Dois burrões
* Por Daniel Santos
Jerônimo e
Calazans defendem uns trocados na oficina da rua onde moram de favor.
Funileiros de primeira, descuidam fama e freguesia: mal ganham para a pinga e o
futebol, voltam à gandaia. Não tem jeito!
Vivem, assim, em estado
de disponibilidade, ajudam no necessário. Lavam carros, pintam fachadas,
capinam terrenos, varrem calçadas ... Têm talento para o cotidiano, e basta um
elogio que logo abanam o rabo.
Bons e bobos,
andam sempre juntos – pau pra toda obra. Se chamam Jerônimo para um cafezinho
“de gratis”, Calazans também aceita. E se este ganha uma muda de roupas,
Jerônimo quer igualmente vestir.
Raro se esmurram,
e quando acontece é depois de beberem na derrota do time do peito. Assim,
“alegres”, mais se amparam que se batem e, na volta do estádio, chegam
abraçados cantando hinos dos clubes.
Urinam no poste
qual vira-latas, antes de aceitarem a janta que alguém sempre oferece, porque,
sem comida, morrem. Já pensou! A rua nunca mais seria a mesma sem esses dois
burrões – Jerônimo e Calazans.
* Jornalista carioca. Trabalhou
como repórter e redator nas sucursais de "O Estado de São Paulo" e da
"Folha de São Paulo", no Rio de Janeiro, além de "O Globo".

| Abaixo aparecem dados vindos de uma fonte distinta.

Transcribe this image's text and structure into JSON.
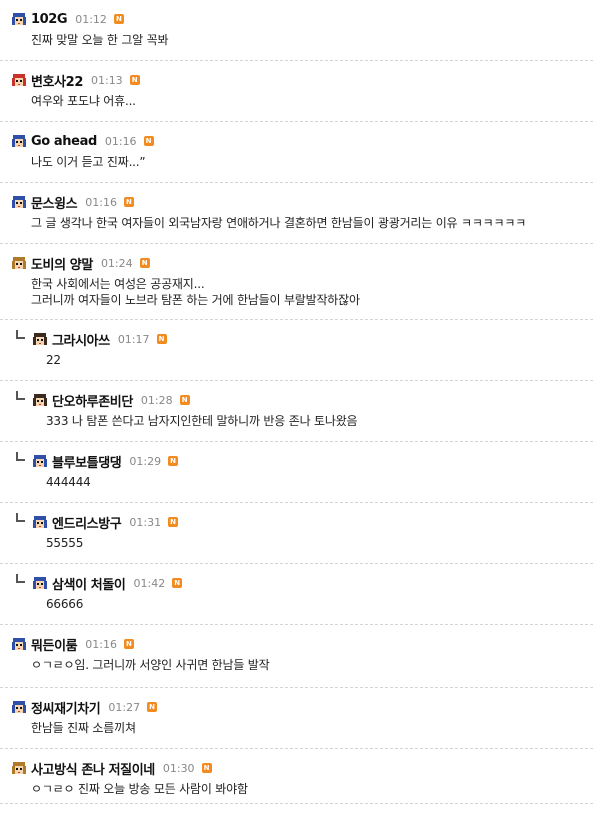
{
  "comments": [
    {
      "nick": "102G",
      "time": "01:12",
      "body": "진짜 맞말 오늘 한 그알 꼭봐",
      "reply": false,
      "avatar": "blue-hair"
    },
    {
      "nick": "변호사22",
      "time": "01:13",
      "body": "여우와 포도냐 어휴...",
      "reply": false,
      "avatar": "red-hair"
    },
    {
      "nick": "Go ahead",
      "time": "01:16",
      "body": "나도 이거 듣고 진짜...”",
      "reply": false,
      "avatar": "blue-hair"
    },
    {
      "nick": "문스윙스",
      "time": "01:16",
      "body": "그 글 생각나 한국 여자들이 외국남자랑 연애하거나 결혼하면 한남들이 광광거리는 이유 ㅋㅋㅋㅋㅋㅋ",
      "reply": false,
      "avatar": "blue-hair"
    },
    {
      "nick": "도비의 양말",
      "time": "01:24",
      "body": "한국 사회에서는 여성은 공공재지...\n그러니까 여자들이 노브라 탐폰 하는 거에 한남들이 부랄발작하잖아",
      "reply": false,
      "avatar": "brown-hair"
    },
    {
      "nick": "그라시아쓰",
      "time": "01:17",
      "body": "22",
      "reply": true,
      "avatar": "dark-hair"
    },
    {
      "nick": "단오하루존비단",
      "time": "01:28",
      "body": "333 나 탐폰 쓴다고 남자지인한테 말하니까 반응 존나 토나왔음",
      "reply": true,
      "avatar": "dark-hair"
    },
    {
      "nick": "블루보틀댕댕",
      "time": "01:29",
      "body": "444444",
      "reply": true,
      "avatar": "blue-hair"
    },
    {
      "nick": "엔드리스방구",
      "time": "01:31",
      "body": "55555",
      "reply": true,
      "avatar": "blue-hair"
    },
    {
      "nick": "삼색이 처돌이",
      "time": "01:42",
      "body": "66666",
      "reply": true,
      "avatar": "blue-hair"
    },
    {
      "nick": "뭐든이룸",
      "time": "01:16",
      "body": "ㅇㄱㄹㅇ임. 그러니까 서양인 사귀면 한남들 발작",
      "reply": false,
      "avatar": "blue-hair"
    },
    {
      "nick": "정씨재기차기",
      "time": "01:27",
      "body": "한남들 진짜 소름끼쳐",
      "reply": false,
      "avatar": "blue-hair"
    },
    {
      "nick": "사고방식 존나 저질이네",
      "time": "01:30",
      "body": "ㅇㄱㄹㅇ 진짜 오늘 방송 모든 사람이 봐야함",
      "reply": false,
      "avatar": "brown-hair"
    }
  ],
  "new_badge_label": "N",
  "colors": {
    "blue-hair": "#2f4fa8",
    "red-hair": "#c8322a",
    "brown-hair": "#b07a2a",
    "dark-hair": "#3a2a20",
    "skin": "#f6d6b0",
    "badge": "#f28b20"
  }
}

Publicou "A filha imperfeita" (poesia, 1995, Editora Arte de Ler) e
"Pássaros da mesma gaiola" (contos, 2002, Editora Bruxedo). Com o
romance "Ma negresse", ganhou da Biblioteca Nacional uma bolsa para
obras em fase de conclusão, em 2001.
O mundo nos oferece pessoas fora do padrão e que enfeitam a rua e o dia.